Hoover Institution (Stanford, CA)—Nothing will discourage India’s government from continuing to pursue closer economic and technological ties with the United States, India’s finance minister said at the Hoover Institution on Monday, April 21.

Nirmala Sitharaman, finance minister in Narendra Modi’s government since 2019, told a standing-room-only crowd in Hoover’s Hauck Auditorium that her government was “one of the earliest” countries to reach out to the US when it announced a broad imposition of tariffs on approximately ninety countries worldwide in April.

“We were one of the earliest to approach the new administration in the US to talk trade, to start the negotiation, as it were, for a trade deal,” Sitharaman said.

She said US Trade Representative Jamieson Greer is expected to meet with the Modi government in the coming months, and she is “very hopeful” the outlines of a new trade deal between the US and India will flow from then.

“If anything, the first tranche of an agreement I hope will be concluded by the fall of this year. So we’ve been open-minded, and we’ve been very clear in demonstrating the value of this trade relationship with the US,” she said.

Sitharaman’s appearance at Hoover was made possible by the Consulate General of India in San Francisco and Hoover’s Huntington Program on Strengthening US-India Relations, under the direction of Hoover fellow Sumit Ganguly.

Hoover Senior Fellow and Research Director Steven J. Davis engaged Sitharaman in a live interview following her opening remarks.

She told Davis that India is building up its manufacturing base under the guidance of the government’s Viksit Bharat (Developed India) by 2047 program. In that effort, its policy leaders see benefits of cooperating with the US specifically in several industries, including nuclear energy, semiconductors, pharmaceuticals, and quantum computing.

Sitharaman also spoke to Davis about how her government is working to increase the share of its workforce that engages in manufacturing, boost female participation in the workforce, and change some of the misconceptions about India held by investors and policymakers in the Global North, such as an overemphasis on India’s share of global poverty or its historic issues with gender and religious equality.

Without a major rebalancing of its output, Sitharaman said, a large share of the Indian workforce will enter into the “gig” economy over the next several decades.

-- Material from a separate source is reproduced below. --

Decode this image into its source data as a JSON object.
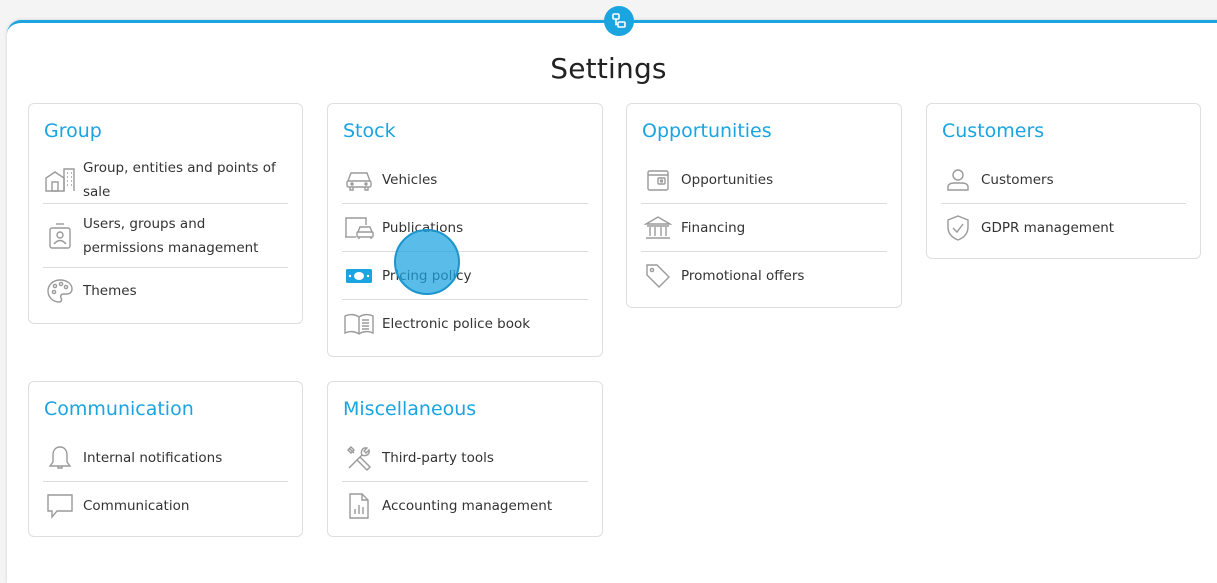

By 2030, 230 million Indians could be working in the gig economy. Instead, Sitharaman said, her government wants to grow the share of India’s economy devoted to manufacturing from 12 percent today to 22 percent.

“Manufacturing is a force multiplier for services sector growth, and not so much the other way around,” she argued. “It lends cohesion to communities, and in the post-COVID world, manufacturing reinforces national security also.”

To boost domestic industry, India is targeting many segments of manufacturing, from smartphones and other devices to footwear, textiles, leather, and green tech.

To further expand the Indian workforce, Sitharaman said, the government has introduced a raft of measures to make it easier for Indian women to participate.

Maternity leave was lengthened from four weeks to six months. Women who open bank accounts in their own name are given a higher-than-market interest rate on their deposits to encourage them to maintain their own finances.

And in the STEM programs of most top-ranking universities in India, there are now more women enrolled than men.

Sitharaman said these facts illustrate the idea that India is changing faster than observers in the West, who often have their own preconceived notions of India as a bastion of poverty, can keep up with.

“Many things about India—the imagery, the perspective, the mind-picture—take a long time to change, but policies change very quickly,” she said.